Venna Lake – If you pass by Venna Lake in the night, it’s so silent and dark, you wouldn’t even know it was there. By day, you’l find a line of horses with names like Chulbul Pandey, Shaktiman and Tendulkar on which you can get a ride. A boatride on the water is a popular activity, too. Taking a paddle boat out on the water costs Rs. 440 for an hour for a group of 6, including kids and a row boat is Rs. 500 for an hour and Rs. 250 for half an hour for 7 people. A Rs. 500 deposit is compulsary.
Visit the Grapevine – This is the only restaurant I visited because it was recommended by a friend in Goa and I fell in love with the food. It’s unusual to find a Parsi restaurant in any hillstation and this one would be more suited on the beach strip of Goa for its lively ambience! It definitely stands out among the other very normal veg restaurants around the place. The lamb shanks and prawns I had were exceptional and a review will be up soon!
Walk through the market – Mahabaleshwar has a tiny market along a narrow street with shops and restaurants on both sides.

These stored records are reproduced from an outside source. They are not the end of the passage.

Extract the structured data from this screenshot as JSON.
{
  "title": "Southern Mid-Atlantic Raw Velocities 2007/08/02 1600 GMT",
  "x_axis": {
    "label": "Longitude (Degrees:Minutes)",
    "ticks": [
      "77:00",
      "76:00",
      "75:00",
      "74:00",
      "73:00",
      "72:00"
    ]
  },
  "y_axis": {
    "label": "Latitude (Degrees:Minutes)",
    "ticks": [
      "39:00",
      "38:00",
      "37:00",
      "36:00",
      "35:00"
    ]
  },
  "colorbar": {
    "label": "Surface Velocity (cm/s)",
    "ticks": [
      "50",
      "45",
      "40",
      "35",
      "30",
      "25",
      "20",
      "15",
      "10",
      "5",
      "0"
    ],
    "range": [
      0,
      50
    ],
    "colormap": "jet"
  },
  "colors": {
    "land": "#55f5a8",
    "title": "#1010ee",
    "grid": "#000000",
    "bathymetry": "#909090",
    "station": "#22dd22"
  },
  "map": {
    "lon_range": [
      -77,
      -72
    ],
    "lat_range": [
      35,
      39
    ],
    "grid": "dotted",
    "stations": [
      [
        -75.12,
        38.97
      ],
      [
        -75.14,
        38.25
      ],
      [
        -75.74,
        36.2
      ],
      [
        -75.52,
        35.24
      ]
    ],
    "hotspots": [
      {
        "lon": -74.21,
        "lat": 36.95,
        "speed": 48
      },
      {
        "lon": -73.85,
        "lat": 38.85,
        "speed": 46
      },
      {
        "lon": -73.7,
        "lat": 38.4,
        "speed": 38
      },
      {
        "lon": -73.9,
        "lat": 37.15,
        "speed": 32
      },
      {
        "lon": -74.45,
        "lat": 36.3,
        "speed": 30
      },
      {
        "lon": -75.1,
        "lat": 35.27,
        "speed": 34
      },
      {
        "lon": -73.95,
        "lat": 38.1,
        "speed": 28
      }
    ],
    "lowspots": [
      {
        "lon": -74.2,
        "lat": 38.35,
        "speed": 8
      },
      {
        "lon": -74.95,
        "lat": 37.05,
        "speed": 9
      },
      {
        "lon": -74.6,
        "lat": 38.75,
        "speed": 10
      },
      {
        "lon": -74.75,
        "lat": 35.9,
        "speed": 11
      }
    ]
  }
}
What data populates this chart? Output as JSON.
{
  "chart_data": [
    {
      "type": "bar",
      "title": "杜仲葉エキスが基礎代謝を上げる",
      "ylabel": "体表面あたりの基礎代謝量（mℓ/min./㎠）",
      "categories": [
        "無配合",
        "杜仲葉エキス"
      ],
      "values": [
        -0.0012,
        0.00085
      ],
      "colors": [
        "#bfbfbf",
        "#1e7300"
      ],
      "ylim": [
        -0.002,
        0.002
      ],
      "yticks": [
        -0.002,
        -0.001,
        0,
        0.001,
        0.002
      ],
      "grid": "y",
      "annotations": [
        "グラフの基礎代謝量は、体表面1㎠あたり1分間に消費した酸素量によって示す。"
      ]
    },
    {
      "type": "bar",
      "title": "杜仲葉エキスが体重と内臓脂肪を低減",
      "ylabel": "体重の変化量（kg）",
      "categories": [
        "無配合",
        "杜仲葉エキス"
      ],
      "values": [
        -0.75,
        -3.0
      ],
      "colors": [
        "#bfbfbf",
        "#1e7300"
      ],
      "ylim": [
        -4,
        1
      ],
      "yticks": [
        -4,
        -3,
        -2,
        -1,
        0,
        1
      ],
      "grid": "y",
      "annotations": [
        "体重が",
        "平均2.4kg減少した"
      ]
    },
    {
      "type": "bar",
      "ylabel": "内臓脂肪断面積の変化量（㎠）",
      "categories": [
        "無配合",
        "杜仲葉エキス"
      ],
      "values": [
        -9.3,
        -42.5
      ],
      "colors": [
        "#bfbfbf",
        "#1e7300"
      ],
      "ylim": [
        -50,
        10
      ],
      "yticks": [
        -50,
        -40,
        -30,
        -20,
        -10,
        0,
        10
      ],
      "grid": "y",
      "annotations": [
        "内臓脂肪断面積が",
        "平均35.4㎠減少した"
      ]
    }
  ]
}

There’s nothing spectacular to see but I did enjoy wandering around in the sweater-weather, eating hot cheese maggi and corn on the cob. I also spotted a few huskies which totally got me squealing! If it is strawberry season, don’t miss grabbing a shake or sundae! I had one but it was made with preserved strawberries – not the real deal but made me feel touristy!
That’s all, folks! I do hope I get to visit Mahabaleshwar again soon and explore it some more. If you’ve been there, tell me a little about your experience – I’d love to know!